The clusters appear on top of the raw scatter, with each color representing a distinct group. Reading the cluster boundaries in terms of the physical quantities on each axis gives you a direct picture of what conditions define each operating state.
Option 2: From an Analysis Chart panel, click the Enable XY Plot icon in the toolbar.
Steps:
- Open or create an Analysis Chart panel. Click the Enable XY Plot icon in the toolbar, select the X-axis and Y-axis attributes in the popup, and click Apply. The panel switches to a scatter chart view.

- Click the Enable Selection icon in the toolbar. You can now drag a selection box on the scatter chart to select a data range. The system automatically generates a new window analysis based on the selected points.

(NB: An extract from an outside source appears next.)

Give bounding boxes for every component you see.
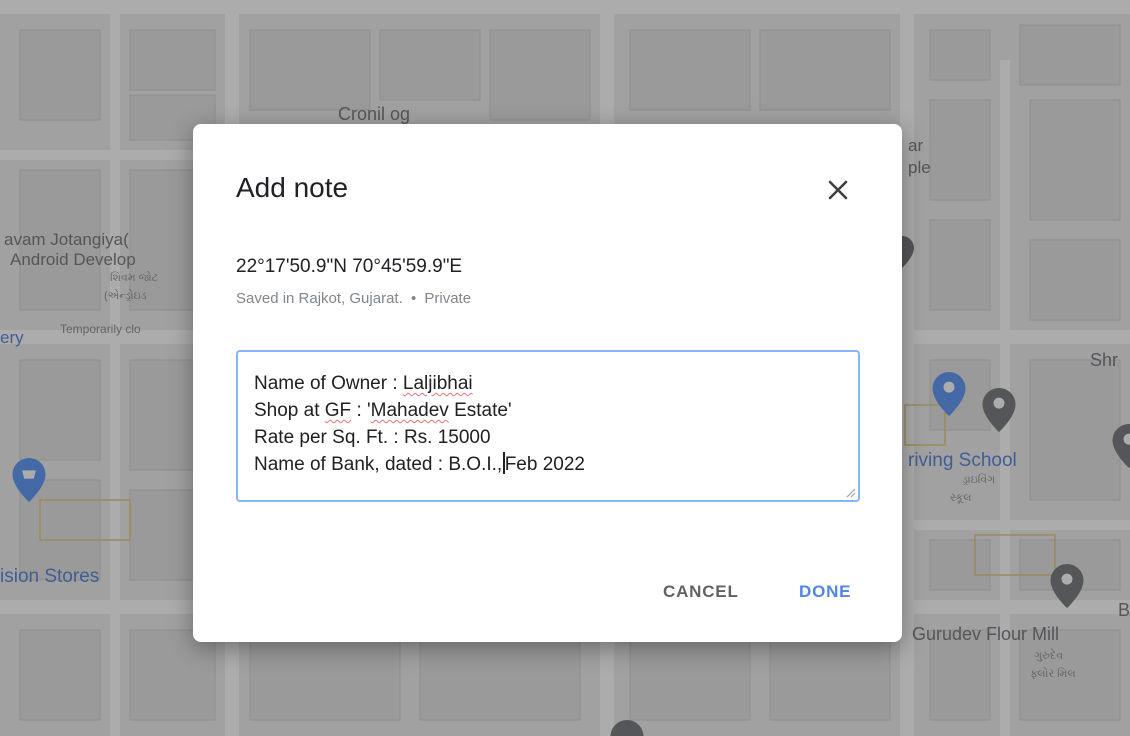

- Click the Clustering icon in the toolbar. Configure the clustering parameters in the popup, and the system generates clustering results displayed with different colors on the scatter chart.

In the current version, clustering analysis is accessible from both the Analysis Chart panel and the Scatter Chart panel toolbar while in view mode. Future releases will expand the available algorithms and usage patterns.

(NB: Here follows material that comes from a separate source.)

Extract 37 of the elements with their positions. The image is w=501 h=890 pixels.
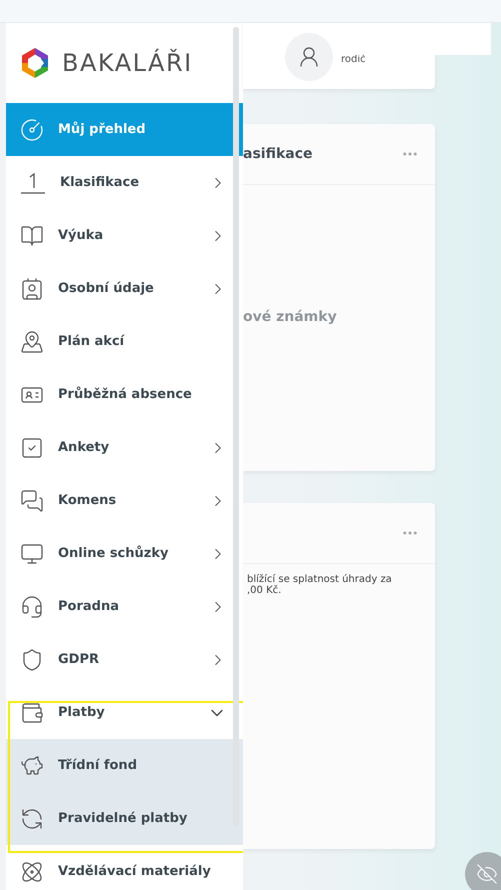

The Scatter Chart panel toolbar in view mode also provides a Regression icon for fitting curves to scatter data. For full Scatter Chart panel configuration details, see the Scatter Chart chapter.
9.3.5 Example
Background
A wind farm operations team runs regular performance reviews of individual turbines. Under normal conditions, wind speed and active power follow a stable, predictable relationship — the power curve. When a blade ices up, the yaw system lags, or curtailment is applied, the relationship breaks down. The team wants a quick, visual way to check whether a turbine's recent operating data stays on the expected curve or shows signs of deviation.
Steps
- Open or create a Scatter Chart panel, set the X axis to
Wind Speedand the Y axis toActive Power, and select seven days of historical data for the target turbine. - In the panel's view mode, click the Clustering icon in the toolbar.
- IDMP runs clustering on the scatter data and color-codes the results.
Outcome
The clustering result naturally separates into two or three distinct regions. The majority of points form a main cluster that traces the expected power curve shape. A smaller group of points forms a separate low-power cluster — these correspond to wind speed conditions where the turbine should have been generating near its rated output, but actual power was significantly below that.
The operations team flagged this period for investigation. Cross-referencing with the operating log confirmed that yaw tracking was sluggish during the affected window. A calibration was scheduled and completed, and subsequent data showed the turbine returning to its normal power curve.